Institutions are more likely to succeed not only if they receive stable core funding but also if a proportion of their work is funded competitively. Some institutions, such as the Oswaldo Cruz Foundation in Brazil, have already moved in these directions with great success—for example, by freeing up intramural resources for competitive allocation between groups and within the institution, with assessments being made by an external review group. Notable successes have occurred in assisting with capacity strengthening, such as the Special Programme for Research and Training in Tropical Diseases collaboratively supported by WHO, the World Bank, and the United Nations Development Programme.

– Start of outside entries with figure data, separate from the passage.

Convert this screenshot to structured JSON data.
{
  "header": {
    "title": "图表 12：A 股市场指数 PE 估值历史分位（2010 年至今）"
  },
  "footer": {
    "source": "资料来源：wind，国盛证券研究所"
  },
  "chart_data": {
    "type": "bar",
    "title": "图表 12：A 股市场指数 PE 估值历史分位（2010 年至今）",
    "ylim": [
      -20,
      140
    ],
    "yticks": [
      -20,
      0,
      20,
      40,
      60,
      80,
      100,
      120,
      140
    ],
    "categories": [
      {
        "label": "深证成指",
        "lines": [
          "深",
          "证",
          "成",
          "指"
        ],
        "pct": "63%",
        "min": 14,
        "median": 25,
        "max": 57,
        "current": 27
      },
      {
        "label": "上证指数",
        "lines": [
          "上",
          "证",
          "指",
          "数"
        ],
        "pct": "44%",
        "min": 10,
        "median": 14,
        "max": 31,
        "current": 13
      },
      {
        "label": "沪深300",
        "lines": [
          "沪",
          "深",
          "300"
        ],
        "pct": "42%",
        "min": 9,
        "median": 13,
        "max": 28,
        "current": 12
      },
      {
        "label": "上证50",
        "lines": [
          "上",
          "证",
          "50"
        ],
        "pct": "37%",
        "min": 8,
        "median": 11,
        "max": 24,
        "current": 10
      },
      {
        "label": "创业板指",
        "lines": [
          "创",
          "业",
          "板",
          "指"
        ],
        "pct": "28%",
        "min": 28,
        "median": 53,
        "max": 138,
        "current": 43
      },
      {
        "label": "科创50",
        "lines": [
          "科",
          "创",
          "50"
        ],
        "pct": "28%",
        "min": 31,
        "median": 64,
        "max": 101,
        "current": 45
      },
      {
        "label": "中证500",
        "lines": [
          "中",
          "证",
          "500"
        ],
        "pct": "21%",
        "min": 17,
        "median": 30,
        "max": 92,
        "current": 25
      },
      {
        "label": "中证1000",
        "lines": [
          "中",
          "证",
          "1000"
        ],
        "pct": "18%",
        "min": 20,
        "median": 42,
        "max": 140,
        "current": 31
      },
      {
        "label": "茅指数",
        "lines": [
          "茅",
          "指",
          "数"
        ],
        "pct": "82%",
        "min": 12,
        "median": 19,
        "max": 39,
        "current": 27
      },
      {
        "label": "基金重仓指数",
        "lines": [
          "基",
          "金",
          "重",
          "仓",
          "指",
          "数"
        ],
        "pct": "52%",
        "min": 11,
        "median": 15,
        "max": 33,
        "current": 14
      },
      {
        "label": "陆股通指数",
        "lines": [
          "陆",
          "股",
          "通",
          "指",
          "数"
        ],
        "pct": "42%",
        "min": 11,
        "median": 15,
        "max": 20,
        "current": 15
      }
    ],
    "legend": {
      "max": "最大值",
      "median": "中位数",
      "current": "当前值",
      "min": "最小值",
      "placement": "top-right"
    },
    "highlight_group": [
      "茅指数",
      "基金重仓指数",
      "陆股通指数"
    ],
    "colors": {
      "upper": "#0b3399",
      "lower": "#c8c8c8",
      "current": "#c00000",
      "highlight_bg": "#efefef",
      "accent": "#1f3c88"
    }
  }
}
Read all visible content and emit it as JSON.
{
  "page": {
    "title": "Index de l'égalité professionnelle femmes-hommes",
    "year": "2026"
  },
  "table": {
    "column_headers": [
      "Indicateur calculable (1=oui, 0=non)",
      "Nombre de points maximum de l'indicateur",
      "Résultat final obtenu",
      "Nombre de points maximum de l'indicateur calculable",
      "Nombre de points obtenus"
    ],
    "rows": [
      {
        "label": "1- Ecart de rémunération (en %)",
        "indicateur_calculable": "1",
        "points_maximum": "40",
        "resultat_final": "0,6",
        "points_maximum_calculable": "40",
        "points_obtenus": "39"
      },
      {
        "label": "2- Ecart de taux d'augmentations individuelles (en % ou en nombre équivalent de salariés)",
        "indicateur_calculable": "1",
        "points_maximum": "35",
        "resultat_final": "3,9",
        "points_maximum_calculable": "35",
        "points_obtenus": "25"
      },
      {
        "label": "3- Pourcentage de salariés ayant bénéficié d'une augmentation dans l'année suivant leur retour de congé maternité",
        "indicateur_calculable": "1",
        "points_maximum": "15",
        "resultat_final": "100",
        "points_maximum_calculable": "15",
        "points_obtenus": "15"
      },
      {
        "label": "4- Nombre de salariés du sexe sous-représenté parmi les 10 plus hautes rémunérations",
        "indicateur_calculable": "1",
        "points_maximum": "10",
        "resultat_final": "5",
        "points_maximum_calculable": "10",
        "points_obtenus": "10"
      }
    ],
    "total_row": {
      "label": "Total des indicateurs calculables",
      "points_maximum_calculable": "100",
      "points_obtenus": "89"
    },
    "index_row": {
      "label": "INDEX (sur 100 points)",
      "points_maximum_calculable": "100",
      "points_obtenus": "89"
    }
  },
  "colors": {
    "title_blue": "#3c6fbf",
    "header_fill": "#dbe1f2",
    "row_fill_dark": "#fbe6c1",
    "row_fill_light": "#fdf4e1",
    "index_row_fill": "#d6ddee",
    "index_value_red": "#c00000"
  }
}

The failure of current incentive structures, essentially the patent system, to produce health products for the lowest income groups demands remedial action (chapter 5). In essence, either the public sector must harness the skills, energy, and capacity of the private sector to develop and bring promptly to market products for the lowest income groups, or it must take responsibility for doing so itself. In reality, a combination of the two is likely, as is exemplified in successful public-private partnerships such as the Medicines for Malaria Venture or the International AIDS Vaccine Initiative. Recently proposed pre-commitments by the public sector to purchase specific new products are an additional potential instrument to generate incentives for private sector investment (Kremer and Glennerster 2004). Developing countries that participate in private sector innovation will be positioned to more quickly learn of and have access to the technical progress that is critical in driving health improvements.

Global challenges demand, in some sense, a global response. All nations share the fruits of research and development. Even though each country may invest a relatively modest sum toward collective goals, the aggregate effort potentially benefits all substantially. Collective action is the economically rational approach to public goods such as research and development; here, responsibility for catalyzing collective action lies principally in the hands of the global community. Far from overshadowing action at the national level, global efforts help both to make national research and development efforts more productive and to lead to a global result that exceeds the sum of national ones. Thus, among the many competing demands on the funds allocated to international assistance for health, those contributing to generation of new knowledge, products, and interventions that can be shared by all have special merit.